Begleitet werden die Sänger von der Kammerphilharmonie Wuppertal. Von ihrem künstlerischen Leiter Werner Dickel – Professor am Wuppertaler Standort der Hochschule für Musik und Tanz Köln – glänzend vorbereitet, spielt sie nuanciert auf. Außerdem begleitet die Continuo-Gruppe die Sänger sehr mitatmend. Eindeutig überfordert sind dagegen die Trompeter während des gesamten Konzerts. Aus ihren Instrumenten hätten strahlend-jubilierende, prägnante Töne kommen sollen.
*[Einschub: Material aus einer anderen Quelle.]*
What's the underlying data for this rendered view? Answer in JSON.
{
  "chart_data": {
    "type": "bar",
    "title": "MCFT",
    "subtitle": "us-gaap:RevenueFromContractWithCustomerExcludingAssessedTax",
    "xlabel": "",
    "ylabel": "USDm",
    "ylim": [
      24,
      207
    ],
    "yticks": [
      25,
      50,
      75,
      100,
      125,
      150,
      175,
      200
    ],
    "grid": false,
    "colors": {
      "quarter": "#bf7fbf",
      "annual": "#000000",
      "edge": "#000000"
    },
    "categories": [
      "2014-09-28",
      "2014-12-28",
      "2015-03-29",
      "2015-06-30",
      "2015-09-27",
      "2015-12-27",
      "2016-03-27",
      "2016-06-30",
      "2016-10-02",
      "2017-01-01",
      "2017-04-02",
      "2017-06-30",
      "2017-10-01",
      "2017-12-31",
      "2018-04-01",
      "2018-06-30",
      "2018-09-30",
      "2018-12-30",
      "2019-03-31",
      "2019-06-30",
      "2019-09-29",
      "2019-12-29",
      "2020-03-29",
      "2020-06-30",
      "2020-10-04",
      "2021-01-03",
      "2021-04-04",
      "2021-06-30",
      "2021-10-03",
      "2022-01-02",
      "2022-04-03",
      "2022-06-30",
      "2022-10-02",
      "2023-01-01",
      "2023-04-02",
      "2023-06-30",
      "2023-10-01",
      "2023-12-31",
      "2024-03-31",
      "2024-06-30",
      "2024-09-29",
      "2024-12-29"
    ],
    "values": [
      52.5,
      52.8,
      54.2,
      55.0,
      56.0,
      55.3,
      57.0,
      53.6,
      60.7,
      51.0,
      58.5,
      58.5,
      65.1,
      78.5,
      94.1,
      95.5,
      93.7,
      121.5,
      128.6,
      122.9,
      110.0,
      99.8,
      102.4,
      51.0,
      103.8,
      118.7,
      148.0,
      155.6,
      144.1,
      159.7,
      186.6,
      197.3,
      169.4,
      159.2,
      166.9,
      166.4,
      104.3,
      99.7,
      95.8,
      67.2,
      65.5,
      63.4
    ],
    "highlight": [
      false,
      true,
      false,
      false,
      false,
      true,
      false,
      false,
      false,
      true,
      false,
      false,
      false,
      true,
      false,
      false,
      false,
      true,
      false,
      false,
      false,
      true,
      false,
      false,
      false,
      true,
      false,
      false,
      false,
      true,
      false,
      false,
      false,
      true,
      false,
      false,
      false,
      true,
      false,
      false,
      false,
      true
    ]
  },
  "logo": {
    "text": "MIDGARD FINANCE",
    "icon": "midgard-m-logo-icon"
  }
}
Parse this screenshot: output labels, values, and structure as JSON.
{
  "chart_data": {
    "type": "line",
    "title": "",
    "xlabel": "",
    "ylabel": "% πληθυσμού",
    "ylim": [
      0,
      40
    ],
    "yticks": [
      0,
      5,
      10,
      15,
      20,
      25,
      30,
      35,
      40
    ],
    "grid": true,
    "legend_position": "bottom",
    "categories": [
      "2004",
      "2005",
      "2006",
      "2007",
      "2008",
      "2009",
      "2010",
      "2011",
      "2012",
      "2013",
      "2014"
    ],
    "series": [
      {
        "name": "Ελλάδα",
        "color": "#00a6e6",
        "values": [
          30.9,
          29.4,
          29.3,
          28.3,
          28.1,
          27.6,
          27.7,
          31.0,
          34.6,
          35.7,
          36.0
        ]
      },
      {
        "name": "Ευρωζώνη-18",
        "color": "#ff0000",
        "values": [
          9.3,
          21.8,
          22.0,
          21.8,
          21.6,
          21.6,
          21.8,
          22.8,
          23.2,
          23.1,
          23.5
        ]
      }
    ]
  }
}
Stattdessen stören überwiegend falsche wie unsaubere Töne und Kiekser das Wohlbefinden der Trommelfelle und die ansonsten spannenden, hochmusikalischen Darbietungen erheblich. Dabei ist auf Dennis Hansel-Dinar jederzeit Verlass. Umsichtig und präzise lotst er die Musiker und Sänger durch die Partituren.

Natürlich darf, wie bei Weihnachtskonzerten üblich, zwischendurch das Publikum mitsingen, das sich nicht zweimal bitten lässt. Beseelt wird Es ist ein Ros‘ entsprungen, Engel auf den Feldern singen und Maria durch ein Dornwald ging angestimmt. Zu dem gemeinsamen Schlusslied O du fröhliche kommt es mit Verspätung. Denn kaum ist der letzte Ton des Magnificats verklungen, haben zunächst langanhaltender, überschwänglicher Beifall, Fußgetrampel auf den Emporen und Begeisterungsrufe Priorität.